Dosing considerations

• Steady-state plasma levels not achieved for 3-5 days, so increases in dosage should not be made less than every 4 days
• Loading dose not recommended, due to increased incidence of proarrhythmic events and chronic heart failure
• Patients intolerant to twice-daily dosing may require 8 hour dosing
• Once adequate control of arrhythmia has been achieved, may reduce dose, provided there is no loss of efficacy
• After 5 doses/steady-state, obtain ECG after initiation or change of dose; obtain plasma trough flecainide levels 1 hour pre-dose
• Usual trough plasma levels: 0.2-1 mcg/mL
• When given concomitantly with amiodarone, reduce flecainide dose by 50% and monitor closely
• Dose cautiously in patients with history of heart attack (myocardial infarction) or chronic heart failure
• When switching from another antiarrhythmic to flecainide, allow over 2-4 plasma half-lives to elapse before starting flecainide; if discontinuation of previous drug may produce life-threatening arrhythmias, consider hospitalizing the patient

Dosage Modifications

Renal impairment

• Severe (under 35 ml/min): 100 mg orally once daily or 50 mg orally twice daily
• Higher than 25 ml/min: 100 mg orally twice daily

Hepatic impairment

• Use only if benefits outweigh risks; monitor plasma levels regularly; reduce dose as necessary

• Flecainide overdose may cause abnormal heart rhythms, reduced heart rate and contraction force, and hypotension that can result in death.
• Overdose is treated with supportive and symptomatic care, which may include administration of medications to increase heart contractility, respiratory and circulatory assistance, and acidification of urine.
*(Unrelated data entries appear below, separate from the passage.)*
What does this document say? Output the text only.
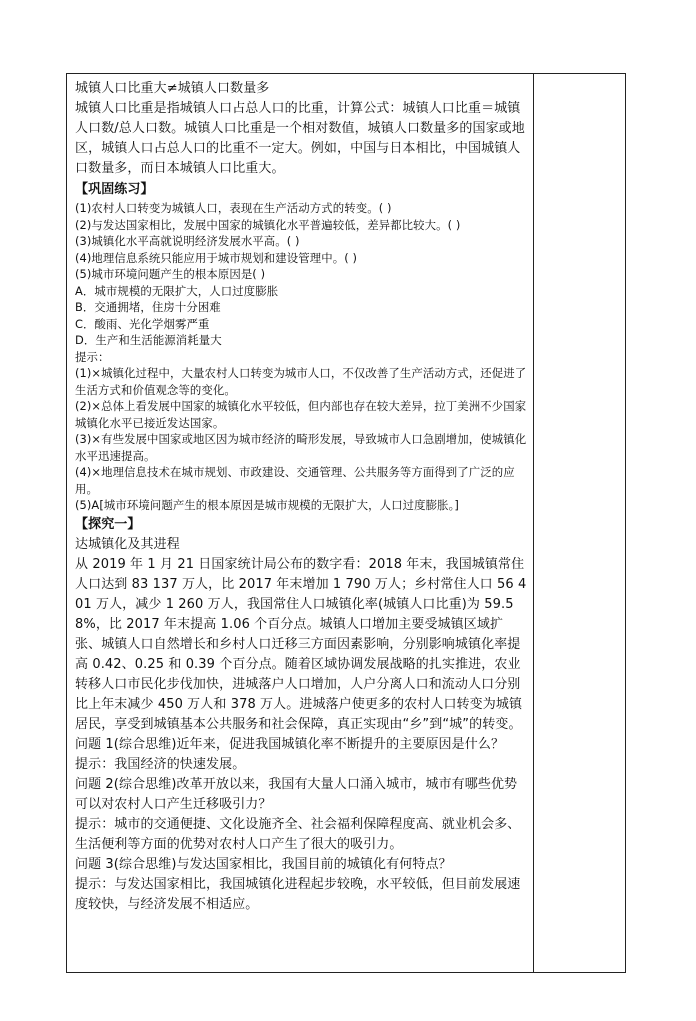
城镇人口比重大≠城镇人口数量多

城镇人口比重是指城镇人口占总人口的比重，计算公式：城镇人口比重＝城镇人口数/总人口数。城镇人口比重是一个相对数值，城镇人口数量多的国家或地区，城镇人口占总人口的比重不一定大。例如，中国与日本相比，中国城镇人口数量多，而日本城镇人口比重大。

【巩固练习】

(1)农村人口转变为城镇人口，表现在生产活动方式的转变。( )

(2)与发达国家相比，发展中国家的城镇化水平普遍较低，差异都比较大。( )

(3)城镇化水平高就说明经济发展水平高。( )

(4)地理信息系统只能应用于城市规划和建设管理中。( )

(5)城市环境问题产生的根本原因是( )

A．城市规模的无限扩大，人口过度膨胀

B．交通拥堵，住房十分困难

C．酸雨、光化学烟雾严重

D．生产和生活能源消耗量大

提示：

(1)×城镇化过程中，大量农村人口转变为城市人口，不仅改善了生产活动方式，还促进了生活方式和价值观念等的变化。

(2)×总体上看发展中国家的城镇化水平较低，但内部也存在较大差异，拉丁美洲不少国家城镇化水平已接近发达国家。

(3)×有些发展中国家或地区因为城市经济的畸形发展，导致城市人口急剧增加，使城镇化水平迅速提高。

(4)×地理信息技术在城市规划、市政建设、交通管理、公共服务等方面得到了广泛的应用。

(5)A[城市环境问题产生的根本原因是城市规模的无限扩大，人口过度膨胀。]

【探究一】

达城镇化及其进程

从 2019 年 1 月 21 日国家统计局公布的数字看：2018 年末，我国城镇常住人口达到 83 137 万人，比 2017 年末增加 1 790 万人；乡村常住人口 56 401 万人，减少 1 260 万人，我国常住人口城镇化率(城镇人口比重)为 59.58%，比 2017 年末提高 1.06 个百分点。城镇人口增加主要受城镇区域扩张、城镇人口自然增长和乡村人口迁移三方面因素影响，分别影响城镇化率提高 0.42、0.25 和 0.39 个百分点。随着区域协调发展战略的扎实推进，农业转移人口市民化步伐加快，进城落户人口增加，人户分离人口和流动人口分别比上年末减少 450 万人和 378 万人。进城落户使更多的农村人口转变为城镇居民，享受到城镇基本公共服务和社会保障，真正实现由“乡”到“城”的转变。

问题 1(综合思维)近年来，促进我国城镇化率不断提升的主要原因是什么？

提示：我国经济的快速发展。

问题 2(综合思维)改革开放以来，我国有大量人口涌入城市，城市有哪些优势可以对农村人口产生迁移吸引力？

提示：城市的交通便捷、文化设施齐全、社会福利保障程度高、就业机会多、生活便利等方面的优势对农村人口产生了很大的吸引力。

问题 3(综合思维)与发达国家相比，我国目前的城镇化有何特点？

提示：与发达国家相比，我国城镇化进程起步较晚，水平较低，但目前发展速度较快，与经济发展不相适应。
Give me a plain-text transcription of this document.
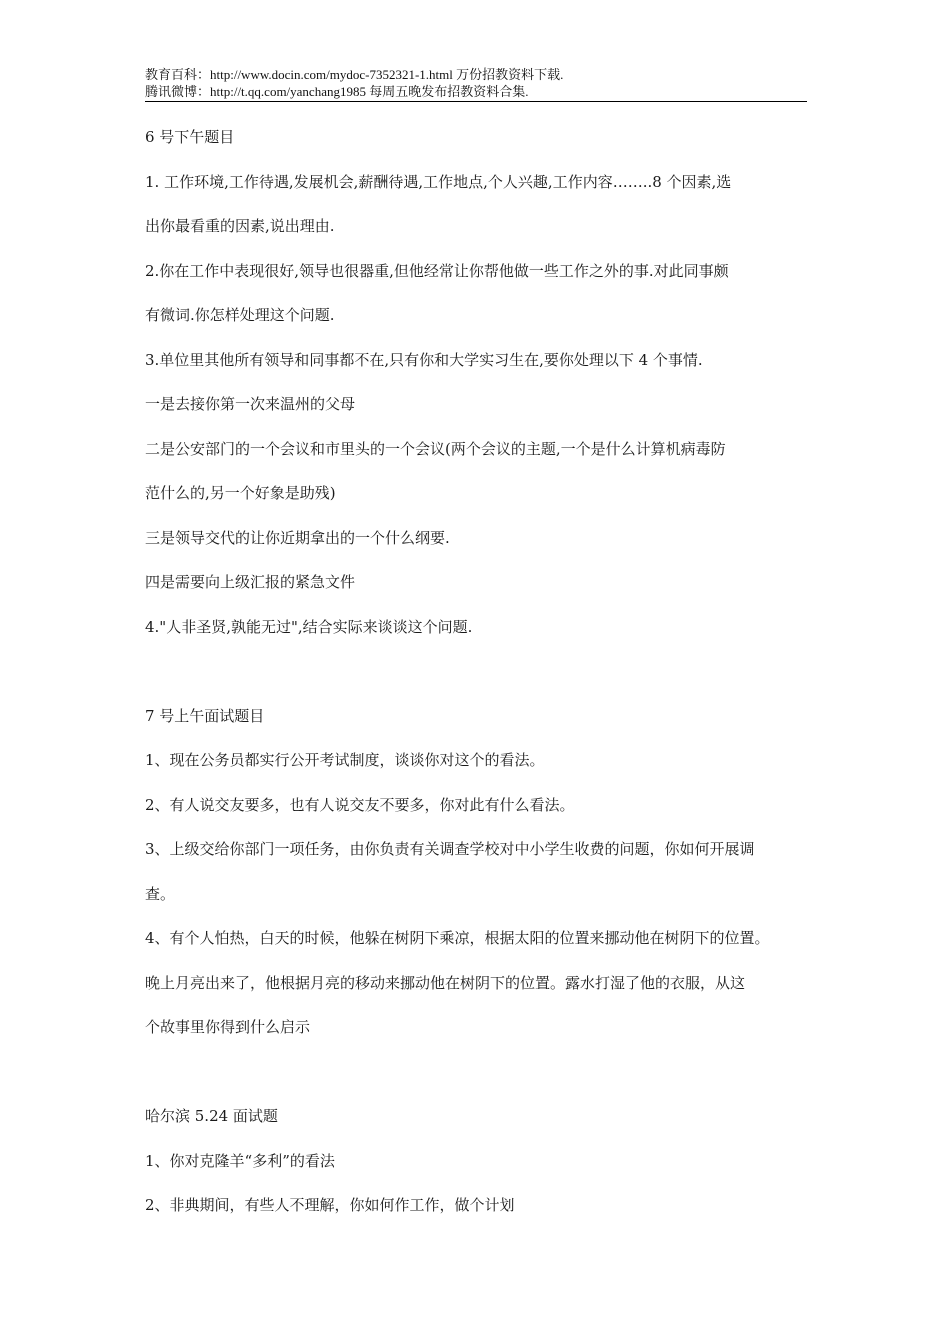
教育百科：http://www.docin.com/mydoc-7352321-1.html 万份招教资料下载.
腾讯微博：http://t.qq.com/yanchang1985 每周五晚发布招教资料合集.
6 号下午题目
1. 工作环境,工作待遇,发展机会,薪酬待遇,工作地点,个人兴趣,工作内容……..8 个因素,选
出你最看重的因素,说出理由.
2.你在工作中表现很好,领导也很器重,但他经常让你帮他做一些工作之外的事.对此同事颇
有微词.你怎样处理这个问题.
3.单位里其他所有领导和同事都不在,只有你和大学实习生在,要你处理以下 4 个事情.
一是去接你第一次来温州的父母
二是公安部门的一个会议和市里头的一个会议(两个会议的主题,一个是什么计算机病毒防
范什么的,另一个好象是助残)
三是领导交代的让你近期拿出的一个什么纲要.
四是需要向上级汇报的紧急文件
4."人非圣贤,孰能无过",结合实际来谈谈这个问题.
7 号上午面试题目
1、现在公务员都实行公开考试制度，谈谈你对这个的看法。
2、有人说交友要多，也有人说交友不要多，你对此有什么看法。
3、上级交给你部门一项任务，由你负责有关调查学校对中小学生收费的问题，你如何开展调
查。
4、有个人怕热，白天的时候，他躲在树阴下乘凉，根据太阳的位置来挪动他在树阴下的位置。
晚上月亮出来了，他根据月亮的移动来挪动他在树阴下的位置。露水打湿了他的衣服，从这
个故事里你得到什么启示
哈尔滨 5.24 面试题
1、你对克隆羊“多利”的看法
2、非典期间，有些人不理解，你如何作工作，做个计划
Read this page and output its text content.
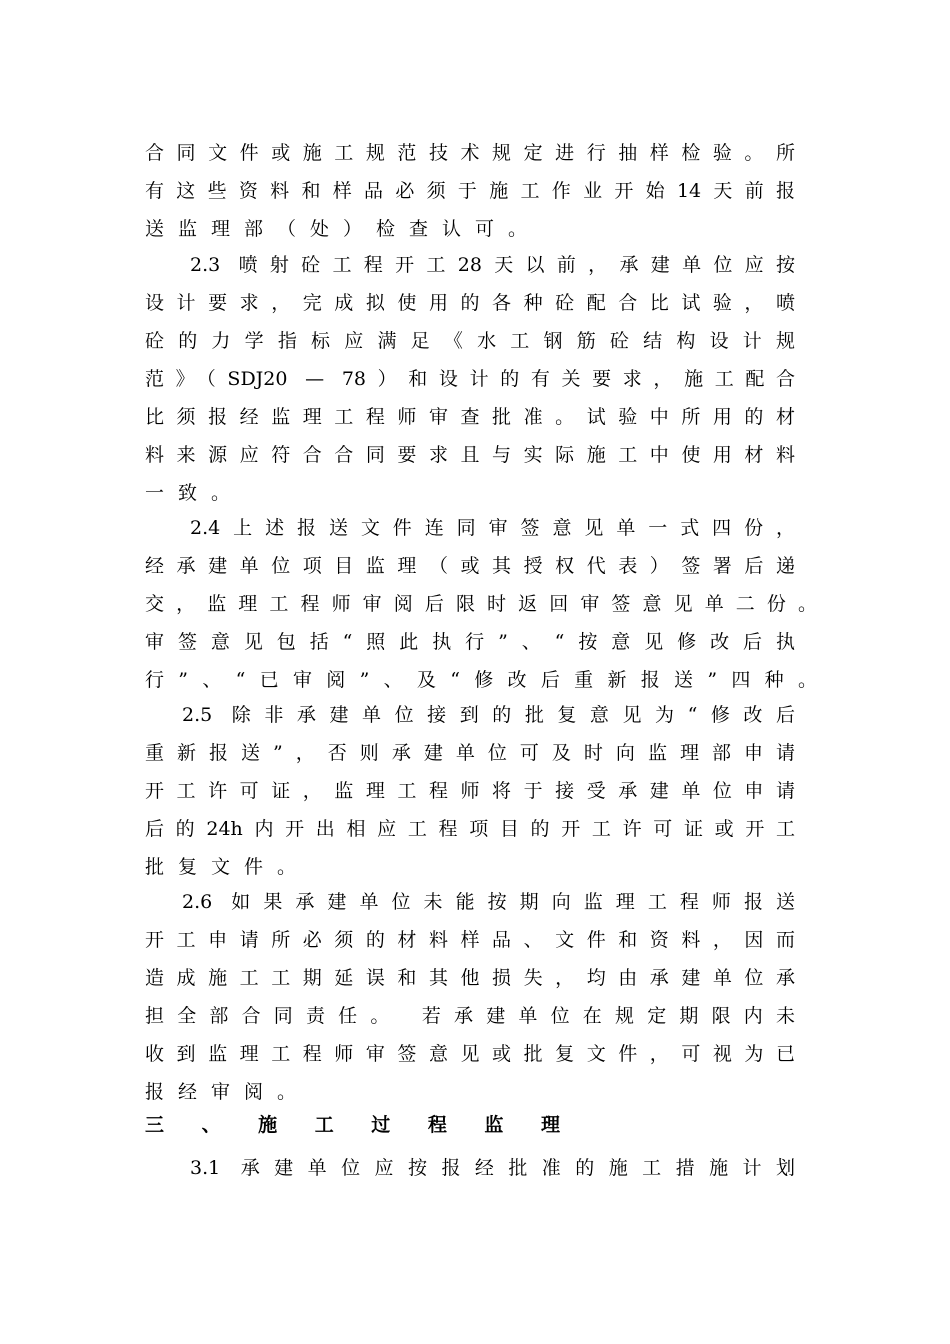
合同文件或施工规范技术规定进行抽样检验。所
有这些资料和样品必须于施工作业开始14天前报
送监理部（处）检查认可。
2.3 喷射砼工程开工28天以前，承建单位应按
设计要求，完成拟使用的各种砼配合比试验，喷
砼的力学指标应满足《水工钢筋砼结构设计规
范》（SDJ20 — 78）和设计的有关要求，施工配合
比须报经监理工程师审查批准。试验中所用的材
料来源应符合合同要求且与实际施工中使用材料
一致。
2.4上述报送文件连同审签意见单一式四份，
经承建单位项目监理（或其授权代表）签署后递
交，监理工程师审阅后限时返回审签意见单二份。
审签意见包括“照此执行”、“按意见修改后执
行”、“已审阅”、及“修改后重新报送”四种。
2.5 除非承建单位接到的批复意见为“修改后
重新报送”，否则承建单位可及时向监理部申请
开工许可证，监理工程师将于接受承建单位申请
后的24h内开出相应工程项目的开工许可证或开工
批复文件。
2.6 如果承建单位未能按期向监理工程师报送
开工申请所必须的材料样品、文件和资料，因而
造成施工工期延误和其他损失，均由承建单位承
担全部合同责任。 若承建单位在规定期限内未
收到监理工程师审签意见或批复文件，可视为已
报经审阅。
三、施工过程监理
3.1 承建单位应按报经批准的施工措施计划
Inform your doctor of all medications you are currently taking, who can advise you on any possible drug interactions. Never begin taking, suddenly discontinue, or change the dosage of any medication without your doctor’s recommendation.

• Severe interactions of flecainide include:
  • nirmatrelvir
  • nirmatrelvir/ritonavir
  • tipranavir
• Flecainide has serious interactions with at least 63 different drugs.
• Flecainide has moderate interactions with at least 133 different drugs.
• Mild interactions of flecainide include:
  • apomorphine
  • azithromycin
  • duloxetine
  • lily of the valley
  • pazopanib
  • sertraline

The drug interactions listed above are not all of the possible interactions or adverse effects. For more information on drug interactions, visit the RxList Drug Interaction Checker.

It is important to always tell your doctor, pharmacist, or health care provider of all prescription and over-the-counter medications you use, as well as the dosage for each, and keep a list of the information. Check with your doctor or health care provider if you have any questions about the medication.

• Untreated arrhythmia in pregnancy can lead to maternal and fetal adverse outcomes.
• The lowest effective dose of flecainide may be used with caution for ongoing management of pregnant women with highly symptomatic supraventricular tachycardia.
• Avoid flecainide use during first trimester if possible.
• Flecainide is present in breast milk, use with caution in nursing mothers.

• Take flecainide exactly as prescribed. Overdose can be fatal.
• In case of overdose, seek immediate medical help or contact Poison Control.
• Store flecainide safely out of reach of children.